Fundamental Limits on Polarization Entanglement Distribution in Optical Fiber

TL;DR

This paper establishes fundamental limits on distributing polarization entanglement over optical fibers, providing bounds on achievable rates and benchmarks for quantum communication without repeaters, considering realistic fiber effects and detector imperfections.

Contribution

We introduce a channel model for polarization entanglement distribution in optical fibers and derive capacity bounds, offering a rigorous benchmark for long-distance quantum communication.

Findings

Derived bounds on entanglement distribution rates in optical fibers.

Identified optimal repeaterless performance limits for realistic fibers.

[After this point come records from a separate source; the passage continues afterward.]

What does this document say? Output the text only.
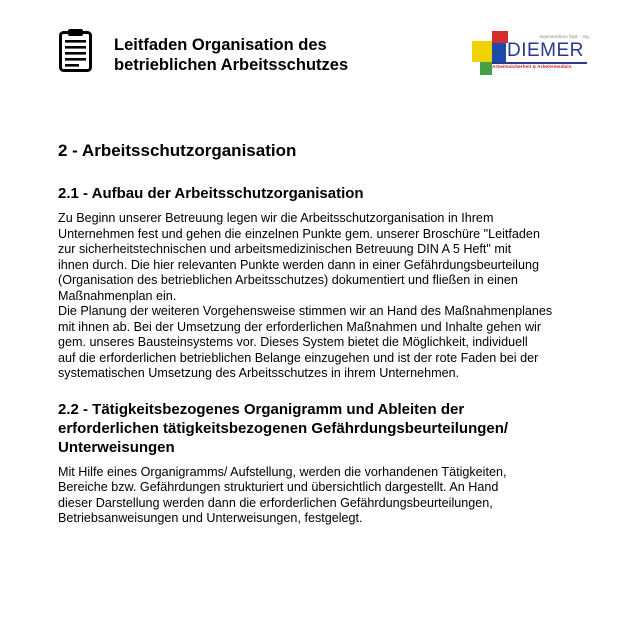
Leitfaden Organisation des
betrieblichen Arbeitsschutzes
Ingenieurbüro Dipl. - Ing.
DIEMER
Arbeitssicherheit & Arbeitsmedizin
2 - Arbeitsschutzorganisation
2.1 - Aufbau der Arbeitsschutzorganisation

Zu Beginn unserer Betreuung legen wir die Arbeitsschutzorganisation in Ihrem
Unternehmen fest und gehen die einzelnen Punkte gem. unserer Broschüre "Leitfaden
zur sicherheitstechnischen und arbeitsmedizinischen Betreuung DIN A 5 Heft" mit
ihnen durch. Die hier relevanten Punkte werden dann in einer Gefährdungsbeurteilung
(Organisation des betrieblichen Arbeitsschutzes) dokumentiert und fließen in einen
Maßnahmenplan ein.
Die Planung der weiteren Vorgehensweise stimmen wir an Hand des Maßnahmenplanes
mit ihnen ab. Bei der Umsetzung der erforderlichen Maßnahmen und Inhalte gehen wir
gem. unseres Bausteinsystems vor. Dieses System bietet die Möglichkeit, individuell
auf die erforderlichen betrieblichen Belange einzugehen und ist der rote Faden bei der
systematischen Umsetzung des Arbeitsschutzes in ihrem Unternehmen.

2.2 - Tätigkeitsbezogenes Organigramm und Ableiten der
erforderlichen tätigkeitsbezogenen Gefährdungsbeurteilungen/
Unterweisungen

Mit Hilfe eines Organigramms/ Aufstellung, werden die vorhandenen Tätigkeiten,
Bereiche bzw. Gefährdungen strukturiert und übersichtlich dargestellt. An Hand
dieser Darstellung werden dann die erforderlichen Gefährdungsbeurteilungen,
Betriebsanweisungen und Unterweisungen, festgelegt.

Showed robustness of bounds under detector dark counts.

Abstract

Characterizing the ultimate rates of entanglement distribution is essential for both foundational research and the practical deployment of quantum technologies. To investigate these limits, we introduce an erasure-Pauli channel model describing the distribution of polarization entanglement in optical fiber. For this channel, we derive bounds on the rates of entanglement distribution and related quantum resources under optimal local operations and two-way classical communication (two-way assisted capacities). This framework allows us to determine the optimal repeaterless performance achievable over realistic optical fibers affected by polarization mode dispersion, thereby providing a rigorous benchmark for long-distance polarization-based quantum communication. Finally, we show that both our model and capacity bounds remain robust under the inclusion of detector dark counts.